I'm one of those native Floridians who was born on the coast. I was born in Fort Lauderdale, less than 2 miles from the Atlantic Ocean. I was born in 1945, two years before the weather people started naming hurricanes.
My playgrounds were the Atlantic and the New River in downtown Fort Lauderdale, which flows into the ocean through Port Everglades. I fished and swam on the ocean and crabbed and daydreamed about the yachts on the river.
Whenever a major storm approached, I went to the ocean, against my mother's wishes, to watch the huge waves and whitecaps crash onto shore. I wouldn't be alone. Teenage boys on strange-looking boards would be there riding the waves. Without knowing it, I was witnessing the birth of the surfing craze in South Florida.
A few surfers often complained about tar on their boards. Several tar balls sometimes speckled portions of the white sandy shore. At home, I often had to wash tar off my swimsuit. One time I got tar on the couch, infuriating my saintly calm mother.

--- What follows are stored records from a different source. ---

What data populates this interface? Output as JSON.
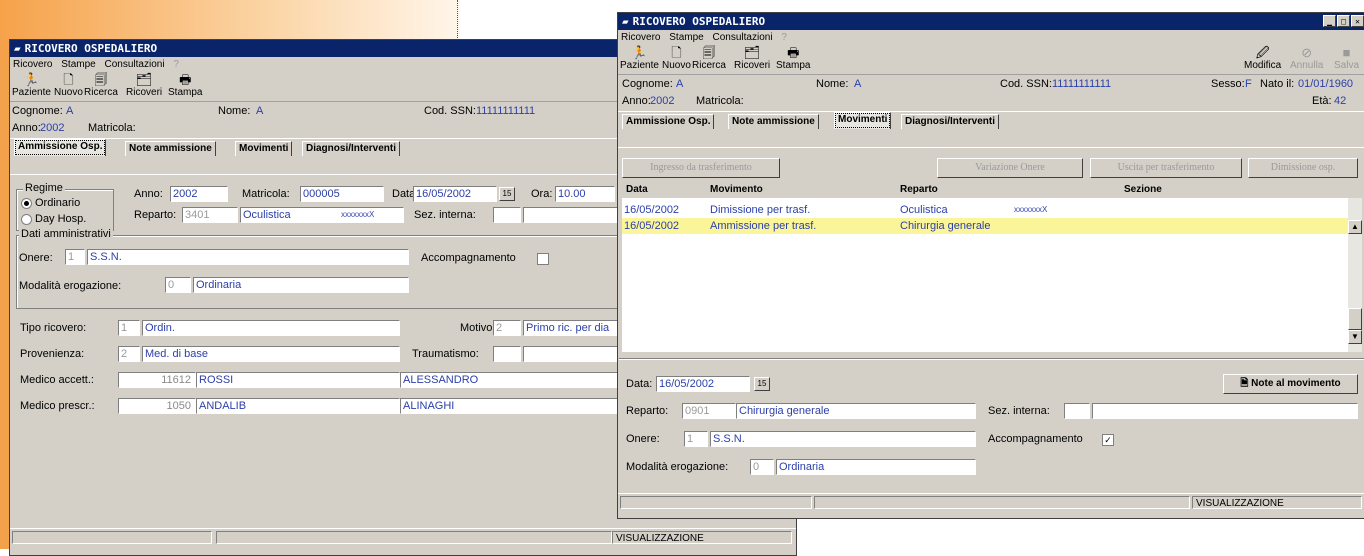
{
  "back": {
    "title": "RICOVERO OSPEDALIERO",
    "menu": [
      "Ricovero",
      "Stampe",
      "Consultazioni",
      "?"
    ],
    "toolbar": [
      "Paziente",
      "Nuovo",
      "Ricerca",
      "Ricoveri",
      "Stampa"
    ],
    "info": {
      "cognome_label": "Cognome:",
      "cognome": "A",
      "nome_label": "Nome:",
      "nome": "A",
      "ssn_label": "Cod. SSN:",
      "ssn": "11111111111",
      "anno_label": "Anno:",
      "anno": "2002",
      "matricola_label": "Matricola:"
    },
    "tabs": [
      "Ammissione Osp.",
      "Note ammissione",
      "Movimenti",
      "Diagnosi/Interventi"
    ],
    "regime": {
      "legend": "Regime",
      "ordinario": "Ordinario",
      "dayhosp": "Day Hosp."
    },
    "anno_label": "Anno:",
    "anno_value": "2002",
    "matricola_label": "Matricola:",
    "matricola_value": "000005",
    "data_label": "Data:",
    "data_value": "16/05/2002",
    "ora_label": "Ora:",
    "ora_value": "10.00",
    "reparto_label": "Reparto:",
    "reparto_code": "3401",
    "reparto_name": "Oculistica",
    "reparto_extra": "xxxxxxxX",
    "sez_label": "Sez. interna:",
    "dati": {
      "legend": "Dati amministrativi",
      "onere_label": "Onere:",
      "onere_code": "1",
      "onere_value": "S.S.N.",
      "accomp_label": "Accompagnamento",
      "mod_label": "Modalità erogazione:",
      "mod_code": "0",
      "mod_value": "Ordinaria"
    },
    "tipo_label": "Tipo ricovero:",
    "tipo_code": "1",
    "tipo_value": "Ordin.",
    "motivo_label": "Motivo:",
    "motivo_code": "2",
    "motivo_value": "Primo ric. per dia",
    "prov_label": "Provenienza:",
    "prov_code": "2",
    "prov_value": "Med. di base",
    "trauma_label": "Traumatismo:",
    "medacc_label": "Medico accett.:",
    "medacc_code": "11612",
    "medacc_surname": "ROSSI",
    "medacc_name": "ALESSANDRO",
    "medpres_label": "Medico prescr.:",
    "medpres_code": "1050",
    "medpres_surname": "ANDALIB",
    "medpres_name": "ALINAGHI",
    "status": "VISUALIZZAZIONE"
  },
  "front": {
    "title": "RICOVERO OSPEDALIERO",
    "menu": [
      "Ricovero",
      "Stampe",
      "Consultazioni",
      "?"
    ],
    "toolbar": [
      "Paziente",
      "Nuovo",
      "Ricerca",
      "Ricoveri",
      "Stampa"
    ],
    "toolbar_right": [
      "Modifica",
      "Annulla",
      "Salva"
    ],
    "info": {
      "cognome_label": "Cognome:",
      "cognome": "A",
      "nome_label": "Nome:",
      "nome": "A",
      "ssn_label": "Cod. SSN:",
      "ssn": "11111111111",
      "sesso_label": "Sesso:",
      "sesso": "F",
      "nato_label": "Nato il:",
      "nato": "01/01/1960",
      "eta_label": "Età:",
      "eta": "42",
      "anno_label": "Anno:",
      "anno": "2002",
      "matricola_label": "Matricola:"
    },
    "tabs": [
      "Ammissione Osp.",
      "Note ammissione",
      "Movimenti",
      "Diagnosi/Interventi"
    ],
    "actions": [
      "Ingresso da trasferimento",
      "Variazione Onere",
      "Uscita per trasferimento",
      "Dimissione osp."
    ],
    "columns": [
      "Data",
      "Movimento",
      "Reparto",
      "Sezione"
    ],
    "rows": [
      {
        "data": "16/05/2002",
        "movimento": "Dimissione per trasf.",
        "reparto": "Oculistica",
        "extra": "xxxxxxxX",
        "sezione": ""
      },
      {
        "data": "16/05/2002",
        "movimento": "Ammissione per trasf.",
        "reparto": "Chirurgia generale",
        "extra": "",
        "sezione": ""
      }
    ],
    "detail": {
      "data_label": "Data:",
      "data_value": "16/05/2002",
      "note_button": "Note al movimento",
      "reparto_label": "Reparto:",
      "reparto_code": "0901",
      "reparto_name": "Chirurgia generale",
      "sez_label": "Sez. interna:",
      "onere_label": "Onere:",
      "onere_code": "1",
      "onere_value": "S.S.N.",
      "accomp_label": "Accompagnamento",
      "mod_label": "Modalità erogazione:",
      "mod_code": "0",
      "mod_value": "Ordinaria"
    },
    "status": "VISUALIZZAZIONE"
  }
}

Most of us Florida-born folks always have taken tar balls for granted, just as we have taken for granted extreme heat, humidity, rainstorms, hurricanes, mosquitoes, no-see-ums and sandspurs.
They're the natural nuisances of coastal life.

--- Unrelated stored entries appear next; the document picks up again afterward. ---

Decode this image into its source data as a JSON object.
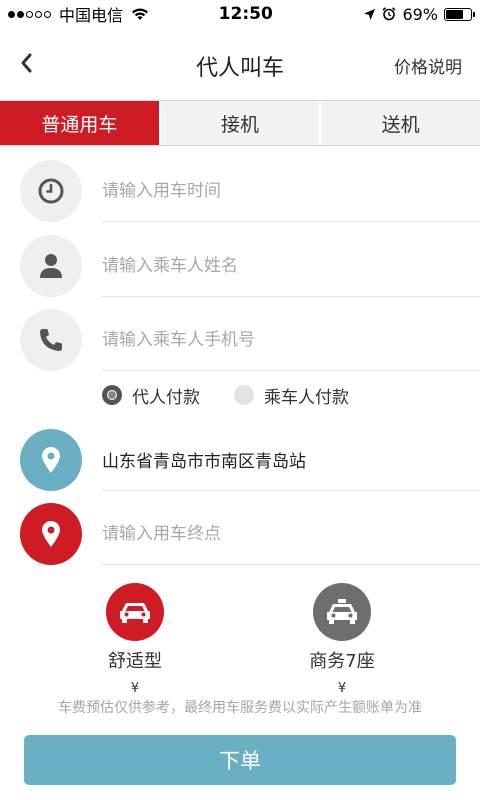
{
  "status_bar": {
    "carrier": "中国电信",
    "time": "12:50",
    "battery": "69%",
    "battery_level": 0.69
  },
  "nav": {
    "title": "代人叫车",
    "price_link": "价格说明"
  },
  "tabs": [
    {
      "label": "普通用车",
      "active": true
    },
    {
      "label": "接机",
      "active": false
    },
    {
      "label": "送机",
      "active": false
    }
  ],
  "form": {
    "time_placeholder": "请输入用车时间",
    "name_placeholder": "请输入乘车人姓名",
    "phone_placeholder": "请输入乘车人手机号",
    "start_location": "山东省青岛市市南区青岛站",
    "destination_placeholder": "请输入用车终点"
  },
  "payment": {
    "options": [
      {
        "label": "代人付款",
        "checked": true
      },
      {
        "label": "乘车人付款",
        "checked": false
      }
    ]
  },
  "car_types": [
    {
      "label": "舒适型",
      "price": "¥"
    },
    {
      "label": "商务7座",
      "price": "¥"
    }
  ],
  "note": "车费预估仅供参考，最终用车服务费以实际产生额账单为准",
  "submit_label": "下单",
  "colors": {
    "accent_red": "#cf1c24",
    "accent_blue": "#6aaec4"
  }
}
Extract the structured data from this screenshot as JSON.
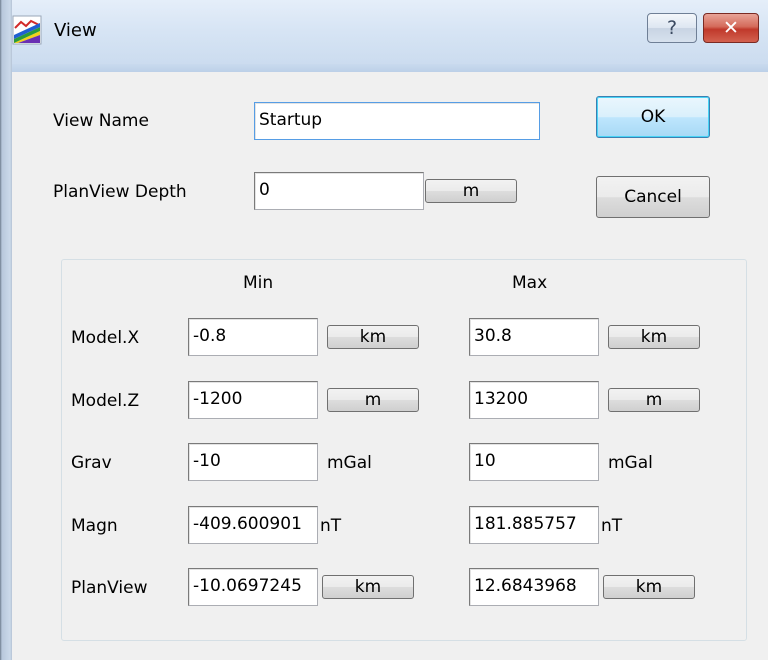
{
  "window": {
    "title": "View",
    "help_label": "?",
    "close_label": "✕"
  },
  "form": {
    "view_name_label": "View Name",
    "view_name_value": "Startup",
    "planview_depth_label": "PlanView Depth",
    "planview_depth_value": "0",
    "planview_depth_unit": "m",
    "ok_label": "OK",
    "cancel_label": "Cancel"
  },
  "ranges": {
    "min_header": "Min",
    "max_header": "Max",
    "rows": [
      {
        "label": "Model.X",
        "min": "-0.8",
        "max": "30.8",
        "unit": "km",
        "unit_is_button": true
      },
      {
        "label": "Model.Z",
        "min": "-1200",
        "max": "13200",
        "unit": "m",
        "unit_is_button": true
      },
      {
        "label": "Grav",
        "min": "-10",
        "max": "10",
        "unit": "mGal",
        "unit_is_button": false
      },
      {
        "label": "Magn",
        "min": "-409.600901",
        "max": "181.885757",
        "unit": "nT",
        "unit_is_button": false
      },
      {
        "label": "PlanView",
        "min": "-10.0697245",
        "max": "12.6843968",
        "unit": "km",
        "unit_is_button": true
      }
    ]
  },
  "colors": {
    "titlebar_top": "#e5eef9",
    "titlebar_bottom": "#c9daee",
    "close_button": "#c0392b",
    "default_button_border": "#3c7fb1"
  },
  "icons": {
    "app": "chart-rainbow-icon",
    "help": "help-icon",
    "close": "close-icon"
  }
}
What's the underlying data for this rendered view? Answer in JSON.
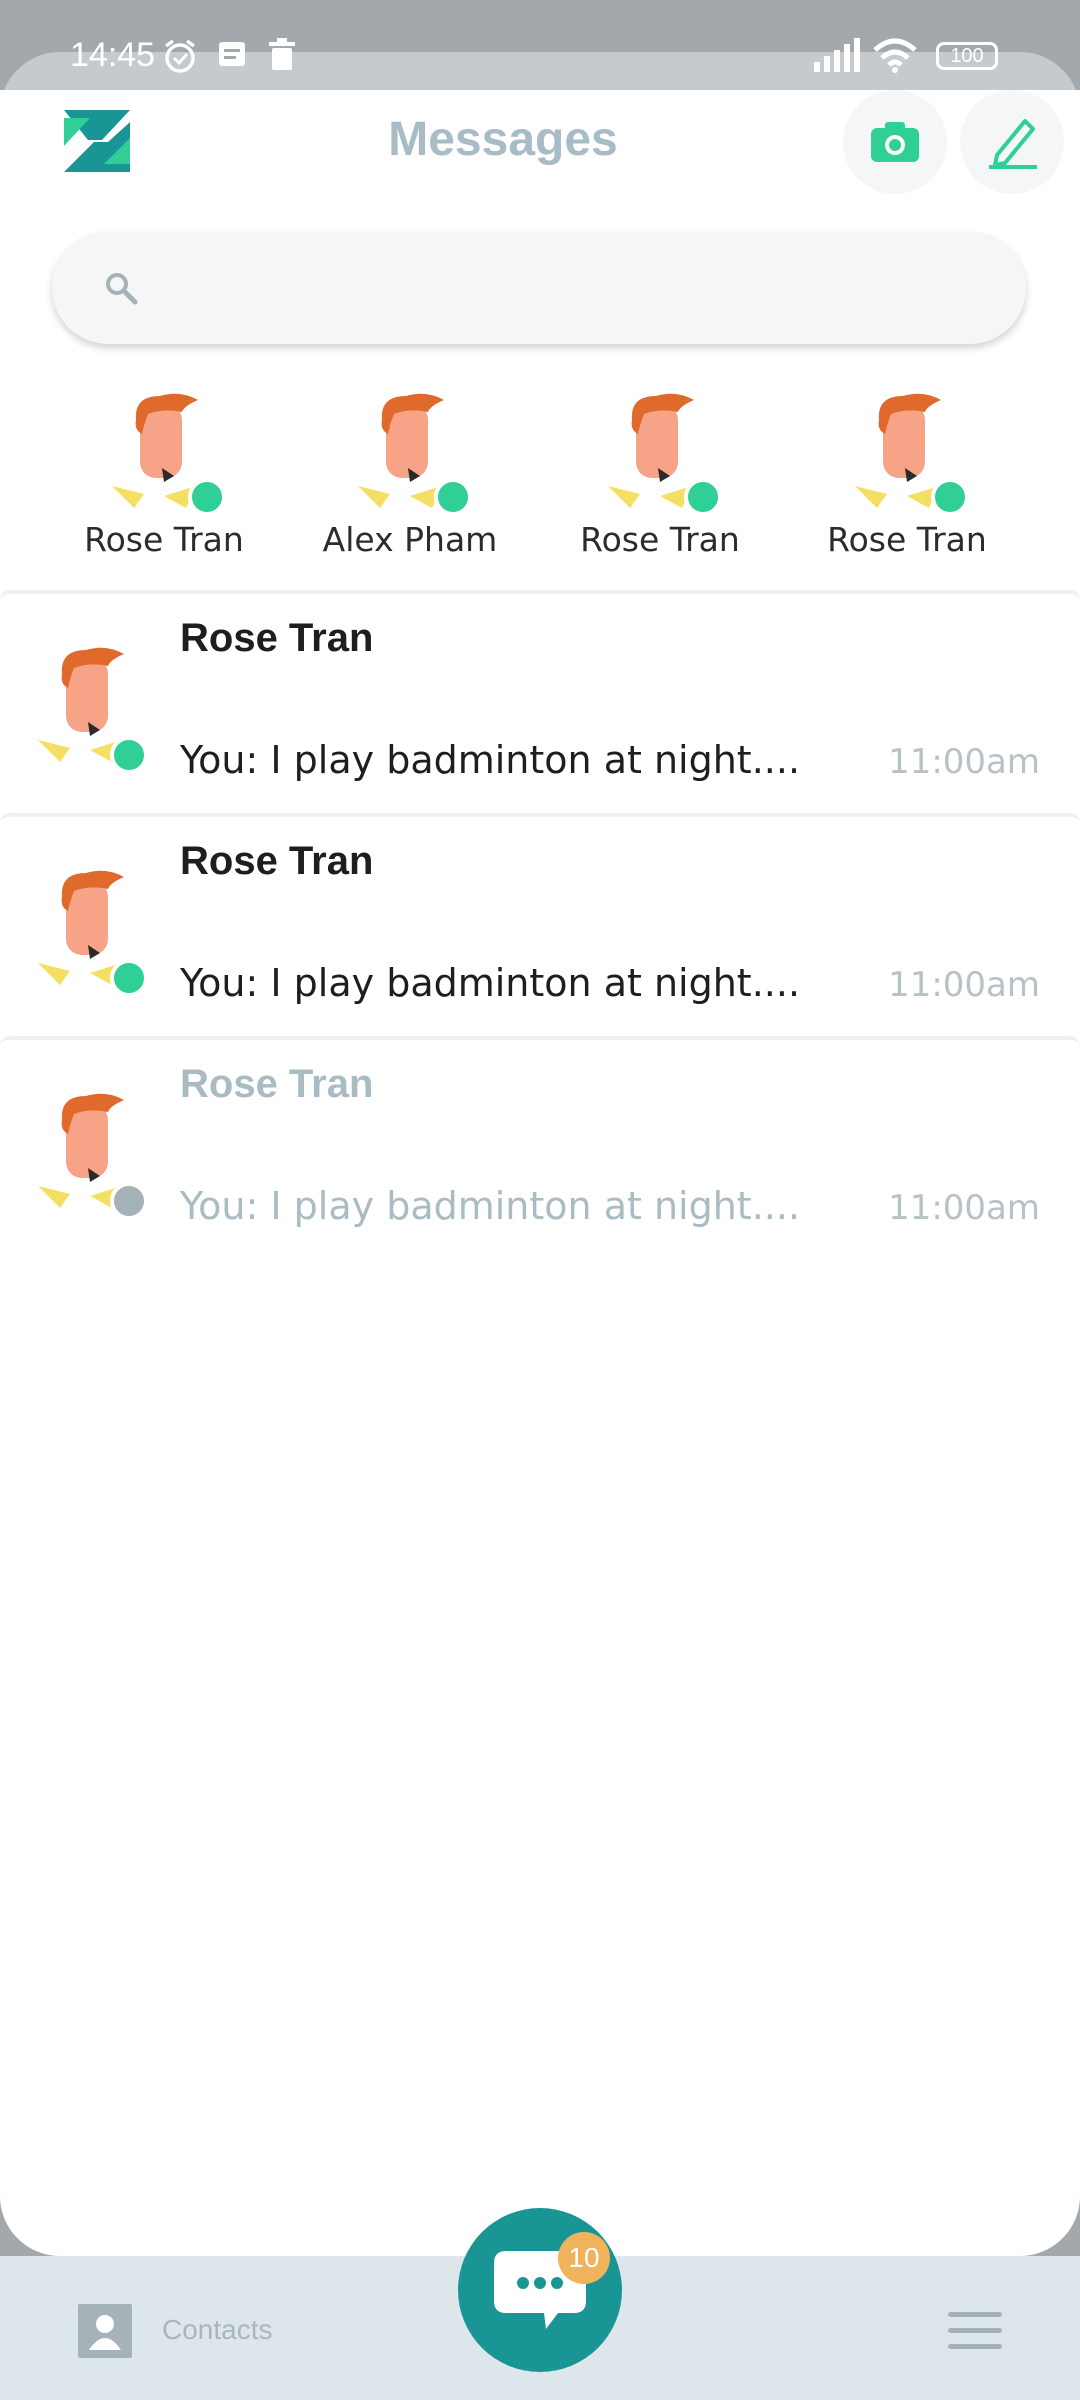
{
  "status_bar": {
    "time": "14:45",
    "battery": "100"
  },
  "header": {
    "title": "Messages"
  },
  "search": {
    "placeholder": ""
  },
  "stories": [
    {
      "name": "Rose Tran",
      "status": "online"
    },
    {
      "name": "Alex Pham",
      "status": "online"
    },
    {
      "name": "Rose Tran",
      "status": "online"
    },
    {
      "name": "Rose Tran",
      "status": "online"
    }
  ],
  "conversations": [
    {
      "name": "Rose Tran",
      "message": "You: I play badminton at night....",
      "time": "11:00am",
      "status": "online"
    },
    {
      "name": "Rose Tran",
      "message": "You: I play badminton at night....",
      "time": "11:00am",
      "status": "online"
    },
    {
      "name": "Rose Tran",
      "message": "You: I play badminton at night....",
      "time": "11:00am",
      "status": "offline"
    }
  ],
  "bottom_nav": {
    "contacts_label": "Contacts",
    "unread_count": "10"
  },
  "colors": {
    "accent": "#1a9595",
    "online": "#2fcf96",
    "offline": "#a5b3b9",
    "badge": "#f0b35b"
  }
}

From 1978 to 1979, I had the privilege of teaching at Florida Keys Community College in Key West. I lived in a modest conch house on Stock Island. On my left, my neighbors were Cubans who didn't speak much English. The men were landscapers and the women were maids. To my right lived the toughest, most lovable bunch of mullet fishermen I've ever encountered. We all lived in harmony, frying or boiling our catch together, sharing Stock Island's benign chaos.

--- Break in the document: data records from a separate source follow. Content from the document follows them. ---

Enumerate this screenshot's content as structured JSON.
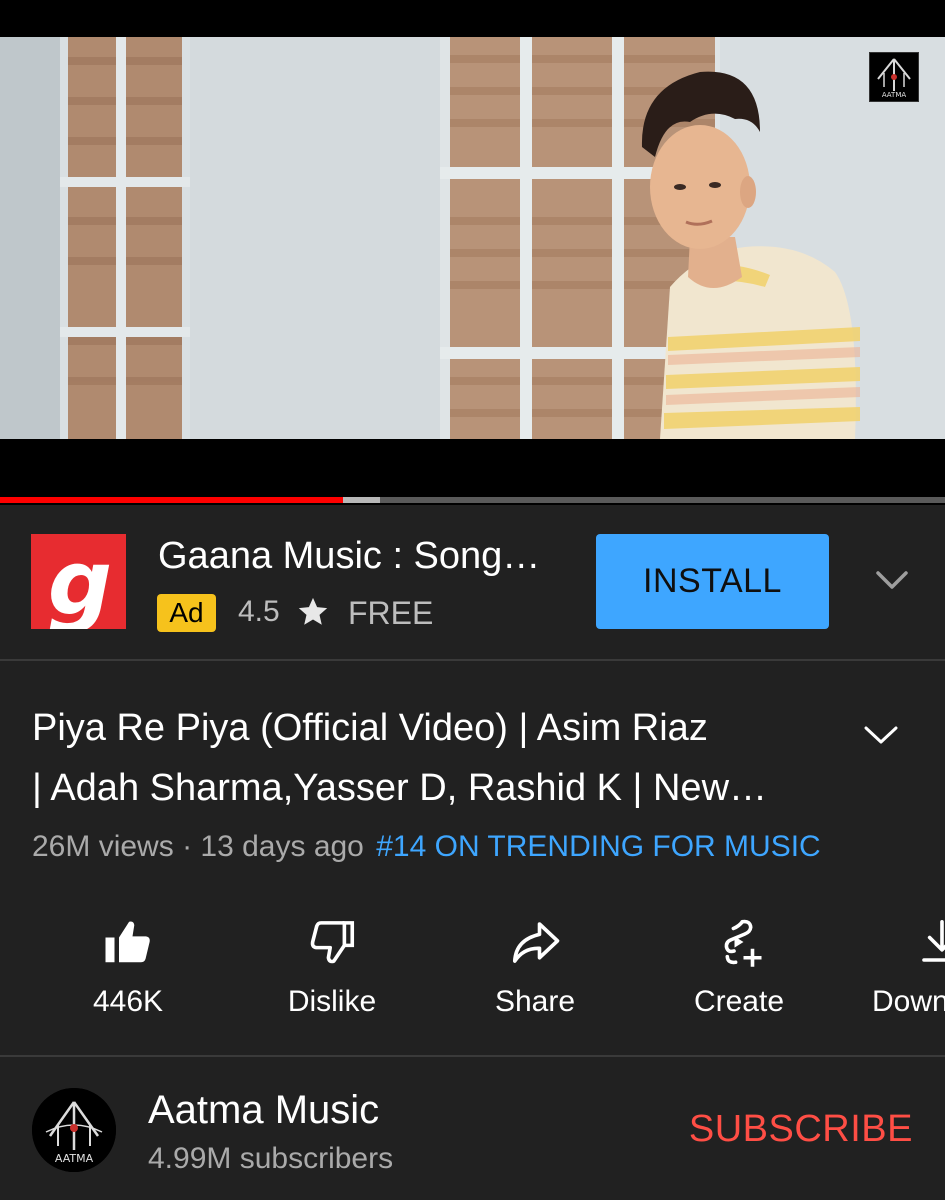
{
  "player": {
    "progress_played_fraction": 0.363,
    "progress_buffered_fraction": 0.402,
    "watermark_text": "AATMA",
    "colors": {
      "played": "#ff0000",
      "buffered": "#b8b8b8",
      "track": "#5a5a5a"
    }
  },
  "ad": {
    "logo_glyph": "g",
    "logo_color": "#e72c30",
    "title": "Gaana Music : Song…",
    "badge": "Ad",
    "rating": "4.5",
    "rating_icon": "star-icon",
    "price": "FREE",
    "install_label": "INSTALL",
    "install_color": "#3ea6ff",
    "expand_icon": "chevron-down-icon"
  },
  "video": {
    "title_line1": "Piya Re Piya (Official Video) | Asim Riaz",
    "title_line2": "| Adah Sharma,Yasser D, Rashid K | New…",
    "views": "26M views",
    "separator": "·",
    "age": "13 days ago",
    "trending": "#14 ON TRENDING FOR MUSIC",
    "trending_color": "#3ea6ff"
  },
  "actions": [
    {
      "icon": "like-icon",
      "label": "446K"
    },
    {
      "icon": "dislike-icon",
      "label": "Dislike"
    },
    {
      "icon": "share-icon",
      "label": "Share"
    },
    {
      "icon": "create-icon",
      "label": "Create"
    },
    {
      "icon": "download-icon",
      "label": "Down"
    }
  ],
  "channel": {
    "name": "Aatma Music",
    "subscribers": "4.99M subscribers",
    "avatar_text": "AATMA",
    "subscribe_label": "SUBSCRIBE",
    "subscribe_color": "#ff4e45"
  }
}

Then, there were the tar balls, not every day, but a lot of days. We didn't complain. Instead, in one of our backyards, with music blasting and after a few rounds of rum and cokes and margaritas, we made fun of the tourists who uttered profanity-laced tirades after tar smudged their diving masks and fins and fishing gear.
At least three afternoons a week, I fished for hog snapper around coral heads north of Stock Island. I loved fishing, but nothing was more satisfying than just swimming over the coral and observing dozens of species of colorful fish and crustacean. Once in a while, I would see tar balls floating below the surface near a coral head.
Back then, I didn't think much about the tar. I assumed that a passing freighter had leaked some oil somewhere out there, and the stuff had come to shore.
One of my most memorable tar-ball experiences occurred at the community college. One morning, a student came into my classroom wearing a strangely fitting baseball cap. She had lovely long hair, and she had never worn a cap to class. She sat in a back row, which she had never done. Usually vivacious, she seemed to avoid everyone that morning.
She came by my office after class to discuss a graded essay. Before we began the session, I asked about the cap. She and her boyfriend had gone snorkeling, and she had gotten tar in her hair. Instead of using soap and water, she had dunked her locks in kerosene, which made a mess to say the least. She wound up cutting off too much hair. By the end of the semester, she had recovered her dignity and had gotten rid of the baseball cap.
These memories are not intended to minimize the concern about the millions of barrels of oil gushing into the Gulf of Mexico. As the oil gets into the loop current, the impact on people, flora and fauna and Florida's economy could be devastating.
This old Florida native already is having a hard time imagining thousands of tar balls and plumes in our mangrove stands and on our shores. This will be an intolerable man-made tragedy, an unnatural part of coastal life.